Another change that will prompt brands to take a fresh look at their strategy is the fact that for both organic and paid page ‘like’ stories, the image that will be displayed in News Feed will be the brand’s cover photo, giving this more prominence. It is therefore even more important that the photo is representative of the brand.
Packham says Now TV will be trying to leverage the cover photo’s increased clout.
“At the moment, our cover photo is updated every Friday to reflect our new releases. With this update, we will be able to increase the reach as the cover photo becomes more prominent, and therefore becomes a marketing feature rather than a look and feel feature on the page. We will also begin incorporating the asset into our bigger campaigns to increase the reach of them on Facebook.”

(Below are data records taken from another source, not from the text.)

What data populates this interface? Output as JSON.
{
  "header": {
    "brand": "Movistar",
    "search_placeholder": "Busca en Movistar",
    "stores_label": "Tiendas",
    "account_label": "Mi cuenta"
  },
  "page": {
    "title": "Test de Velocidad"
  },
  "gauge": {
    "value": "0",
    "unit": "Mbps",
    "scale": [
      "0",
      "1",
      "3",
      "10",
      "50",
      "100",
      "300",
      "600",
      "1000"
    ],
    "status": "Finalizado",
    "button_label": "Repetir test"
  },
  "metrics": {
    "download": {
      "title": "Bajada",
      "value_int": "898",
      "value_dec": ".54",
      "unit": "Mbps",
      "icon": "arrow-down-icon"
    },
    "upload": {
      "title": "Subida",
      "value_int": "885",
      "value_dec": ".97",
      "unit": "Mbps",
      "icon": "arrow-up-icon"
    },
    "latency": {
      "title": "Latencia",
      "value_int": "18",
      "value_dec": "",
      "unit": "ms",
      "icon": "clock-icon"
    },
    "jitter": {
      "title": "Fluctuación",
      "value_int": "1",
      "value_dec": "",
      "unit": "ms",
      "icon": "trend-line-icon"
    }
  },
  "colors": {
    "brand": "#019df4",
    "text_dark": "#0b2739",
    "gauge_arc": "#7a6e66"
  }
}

Overall, brands welcome the redesign as cleaner, more user-friendly and better aggregated, and as Smith at Autoglass says, it raises the bar. “It will prompt us to be smarter and that will hopefully benefit our fans.”
NowTV’s Packham agrees: “[Brands] are going to need to work harder to stand out from the ‘noise’ on Facebook and therefore they will be challenged to create better content. Those that don’t adapt their strategies will be left behind and forced to spend money to reach their consumers.”

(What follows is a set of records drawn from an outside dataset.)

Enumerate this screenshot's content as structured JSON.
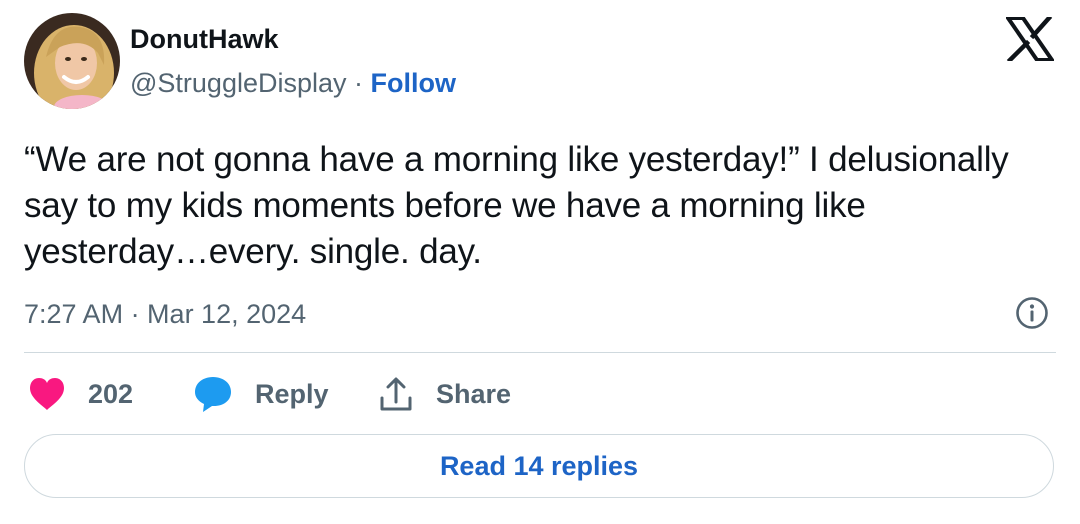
{
  "author": {
    "display_name": "DonutHawk",
    "handle": "@StruggleDisplay",
    "separator": " · ",
    "follow_label": "Follow",
    "avatar_icon": "profile-photo"
  },
  "tweet": {
    "text": "“We are not gonna have a morning like yesterday!” I delusionally say to my kids moments before we have a morning like yesterday…every. single. day.",
    "timestamp": "7:27 AM · Mar 12, 2024"
  },
  "actions": {
    "like_count": "202",
    "reply_label": "Reply",
    "share_label": "Share"
  },
  "read_replies_label": "Read 14 replies",
  "icons": {
    "platform": "x-logo-icon",
    "info": "info-icon",
    "like": "heart-icon",
    "reply": "speech-bubble-icon",
    "share": "share-arrow-icon"
  },
  "colors": {
    "accent": "#1d64c6",
    "like": "#f91880",
    "reply": "#1d9bf0",
    "muted": "#536471",
    "text": "#0f1419",
    "border": "#cfd9de"
  }
}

Facebook’s Adams believes the biggest challenge for companies is organisational. “Make sure people in your organisation are set up to ensure great quality content with the right media investment. That may mean getting the creative agency, the media agency, the client and even the social agency together and making sure that the organisation is in a place where they can turn around content quickly and adapt as fast as the technology is moving.”

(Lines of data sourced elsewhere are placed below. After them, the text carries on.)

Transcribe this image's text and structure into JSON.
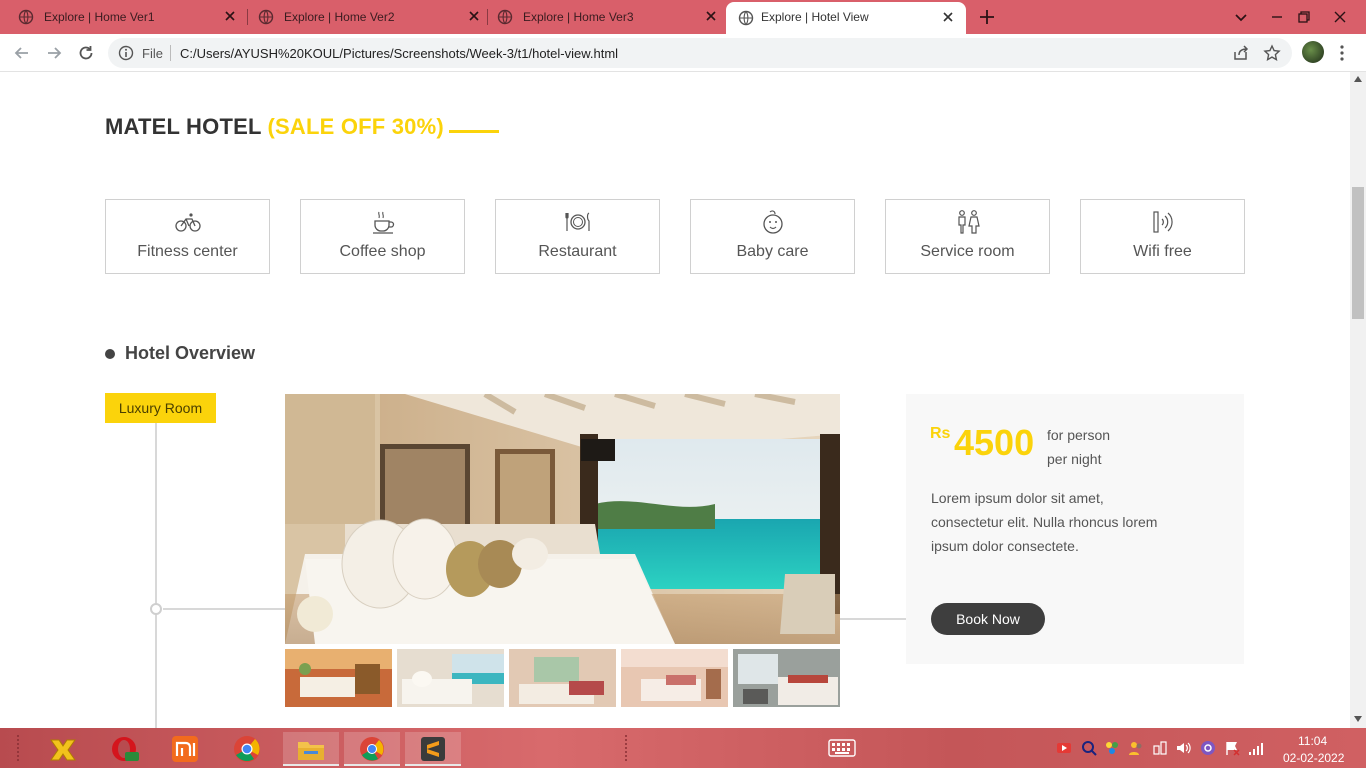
{
  "browser": {
    "tabs": [
      {
        "title": "Explore | Home Ver1",
        "active": false
      },
      {
        "title": "Explore | Home Ver2",
        "active": false
      },
      {
        "title": "Explore | Home Ver3",
        "active": false
      },
      {
        "title": "Explore | Hotel View",
        "active": true
      }
    ],
    "address": {
      "scheme_label": "File",
      "url": "C:/Users/AYUSH%20KOUL/Pictures/Screenshots/Week-3/t1/hotel-view.html"
    },
    "colors": {
      "tabbar": "#d95f6a"
    }
  },
  "page": {
    "heading": {
      "main": "MATEL HOTEL",
      "sale": "(SALE OFF 30%)"
    },
    "amenities": [
      {
        "label": "Fitness center",
        "icon": "bicycle-icon"
      },
      {
        "label": "Coffee shop",
        "icon": "coffee-cup-icon"
      },
      {
        "label": "Restaurant",
        "icon": "plate-cutlery-icon"
      },
      {
        "label": "Baby care",
        "icon": "baby-face-icon"
      },
      {
        "label": "Service room",
        "icon": "restroom-icon"
      },
      {
        "label": "Wifi free",
        "icon": "wifi-signal-icon"
      }
    ],
    "overview": {
      "title": "Hotel Overview",
      "room_tag": "Luxury Room",
      "price": {
        "currency": "Rs",
        "amount": "4500",
        "unit_line1": "for person",
        "unit_line2": "per night"
      },
      "description": "Lorem ipsum dolor sit amet, consectetur elit. Nulla rhoncus lorem ipsum dolor consectete.",
      "book_button": "Book Now"
    },
    "colors": {
      "accent": "#fbd30b",
      "button": "#3e3e3e"
    }
  },
  "taskbar": {
    "apps": [
      "game-app-icon",
      "opera-browser-icon",
      "mi-app-icon",
      "chrome-icon",
      "file-explorer-icon",
      "chrome-icon",
      "sublime-text-icon"
    ],
    "clock": {
      "time": "11:04",
      "date": "02-02-2022"
    }
  }
}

Tips on using the new Facebook
Facebook’s chief executive Mark Zuckerberg recently said that most of News Feed’s content is now visual. This means making sure all photos a brand uses are of high quality – and marketers must also keep in mind that they will also appear in search.
As the focus of News Feed is now more about engaging content, it is worth having an editorial calendar so that brands can post at relevant times of the year but can also respond to news as it happens. It is also worth encouraging fans to look at their ‘following’ feed.
The new design may take six months to roll out so there is time to plan.
There will be more room in the new design and advertising will show up even when users scroll through their feeds. But it must be noticeable, as Motors.co.uk’s marketing manager Stephen Jury points out.
Brands should make sure they have a plan for how they are going to measure the results of what they are doing. It isn’t too late to start doing this; they will be able to compare the effect of the new design on their Facebook activity.
Be device agnostic
As the number of people accessing the internet on mobile devices continues to grow, the new Facebook design also means users will be met with the same look and feel on mobile, tablet and web. For example, the left-hand menu will be visible on any Facebook page, while users can quickly move to the top of News Feed when new stories arrive.
Now TV social media manager Chris Packham says: “The whole redesign looks like it’s been designed for mobile first and desktop second. This is a huge win for every brand on Facebook. Brands will instantly begin seeing the benefits of increased engagement as the majority of users are browsing the site on mobile in the first place.”
Facebook global head of brand design Paul Adams says taking a device-agnostic approach has been a big focus. “No matter what device people use they will have the same experience – that was a really big goal for the redesign. For brands, that means they don’t have to think about these things anymore. Hopefully we have helped them remove some of the process, and all they need to care about is creating great content and great visual imagery – stuff that is on-brand and on-message.”